Lab 1 - BINARY CLASSIFICATION AND MODEL SELECTION

This lab addresses binary classification and model selection on synthetic data.
The aim of the lab is to play with the libraries and to get a practical grasp of what we have discussed in class. Follow the instructions below.
Think hard before you call the instructors!

At the end of your work send an email to the instructors answering the questions raised below in part II.

Download file spectral_filters.zip.

Part I - warm up

Run the file gui_filter.m and a GUI will start. Have a look to the various components.

With the data simulation option generate a dataset of type "linear" [press "load data" to generate]
Observe the generated data [the button "plot training/plot test" will allow you to toggle between training and test set]
choose the "regularized least squares" filter and the "linear" kernel
have a look to the parameter selection part and the various options of KCV; to choose the regularization parameter "t" you can either choose KCV or set a fixed value
press the button "run" to perform training and classification; observe the plot of the KCV error and the balance between training and test errors. Also have a look to the plot area on the left where a separation function has appeared [again the button "plot training/plot test" allows you to switch between the two]

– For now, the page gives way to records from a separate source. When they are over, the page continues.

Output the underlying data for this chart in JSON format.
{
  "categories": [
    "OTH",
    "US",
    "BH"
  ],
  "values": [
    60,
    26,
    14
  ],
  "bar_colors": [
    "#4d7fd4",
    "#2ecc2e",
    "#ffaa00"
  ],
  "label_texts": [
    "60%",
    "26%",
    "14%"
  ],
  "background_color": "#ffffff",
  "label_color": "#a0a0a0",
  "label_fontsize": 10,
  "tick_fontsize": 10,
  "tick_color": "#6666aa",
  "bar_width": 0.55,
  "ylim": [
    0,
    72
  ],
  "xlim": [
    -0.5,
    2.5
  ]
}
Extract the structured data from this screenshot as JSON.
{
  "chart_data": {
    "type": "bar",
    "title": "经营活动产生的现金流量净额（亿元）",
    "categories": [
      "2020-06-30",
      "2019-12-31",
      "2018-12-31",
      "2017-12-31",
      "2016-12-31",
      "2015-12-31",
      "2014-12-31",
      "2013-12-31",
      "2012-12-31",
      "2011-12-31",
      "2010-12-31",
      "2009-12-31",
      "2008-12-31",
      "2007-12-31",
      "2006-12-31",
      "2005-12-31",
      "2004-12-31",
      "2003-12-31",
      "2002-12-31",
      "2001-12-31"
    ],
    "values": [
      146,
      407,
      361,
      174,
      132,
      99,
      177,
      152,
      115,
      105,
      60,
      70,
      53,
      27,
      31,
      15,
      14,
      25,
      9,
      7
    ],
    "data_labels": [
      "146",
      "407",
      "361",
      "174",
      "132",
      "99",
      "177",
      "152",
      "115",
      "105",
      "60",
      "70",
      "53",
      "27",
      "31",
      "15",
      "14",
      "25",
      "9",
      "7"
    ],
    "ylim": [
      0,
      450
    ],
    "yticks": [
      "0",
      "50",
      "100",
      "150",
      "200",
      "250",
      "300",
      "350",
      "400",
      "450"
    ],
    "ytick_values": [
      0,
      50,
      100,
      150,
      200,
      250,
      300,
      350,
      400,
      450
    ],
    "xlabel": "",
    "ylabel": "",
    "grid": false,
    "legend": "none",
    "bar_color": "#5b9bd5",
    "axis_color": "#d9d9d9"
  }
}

Back on the matlab shell, have a look to the content of directory "spectral_reg_toolbox". There you will find, among the others, the code for command "learn" (used for training), "pattrec" (used for testing), "kcv" (used for model selection on the training set)

Finally, you may want to have a look at the content of directory "dataset_scripts" and in particular to file "create_dataset" that
will allow you to generate data synthetic data of different types.

Part II - analysis

Carry on the following experiments either using the GUI, when it is possible, or writing appropriate scripts.

(1) Generate data of "Linear" type. Considering linear-RLS, observe how the training and test error changes as

we change (increase or decrease) the regularization parameter
the training set size grows (try various choices of n in [10:....] as long as matlab supports you!)
the amount of noise on the generated data grows

(run training and test for various choices of the suggested parameters)

(2) Leaving all the other parameters fixed choose an appropriate range [lambda_min:lambda_step:lambda_max] and plot the training error and the test error for each lambda. Use the KCV option to select the optimal lambda and see how it relates to the previous plot.

(3) Leaving all the other parameters fixed choose an appropriate range [n_min:n_step:n_max] and plot the training and test error (what do you observe as n goes to infty?)

(4) Consider gaussian-RLS and perform parameter tuning in this case -- this time together with lambda you'll have to choose and appropriate sigma

try for some (sigma, lambda) and compare the obtained (trainin_error, test_error)
fix lambda and observe the effect of changing sigma
fix sigma and observe the effect of changing lambda
do you notice (and if so, when) any overfitting/oversmoothing effect?

(5) If you still have some time compare RLS with nu-method on a kernel of your choice (gaussian is better, why?)

tune the parameters with KCV
compare the time needed to obtain a solution (see the Matlab commands tic toc)
compare the training and test errors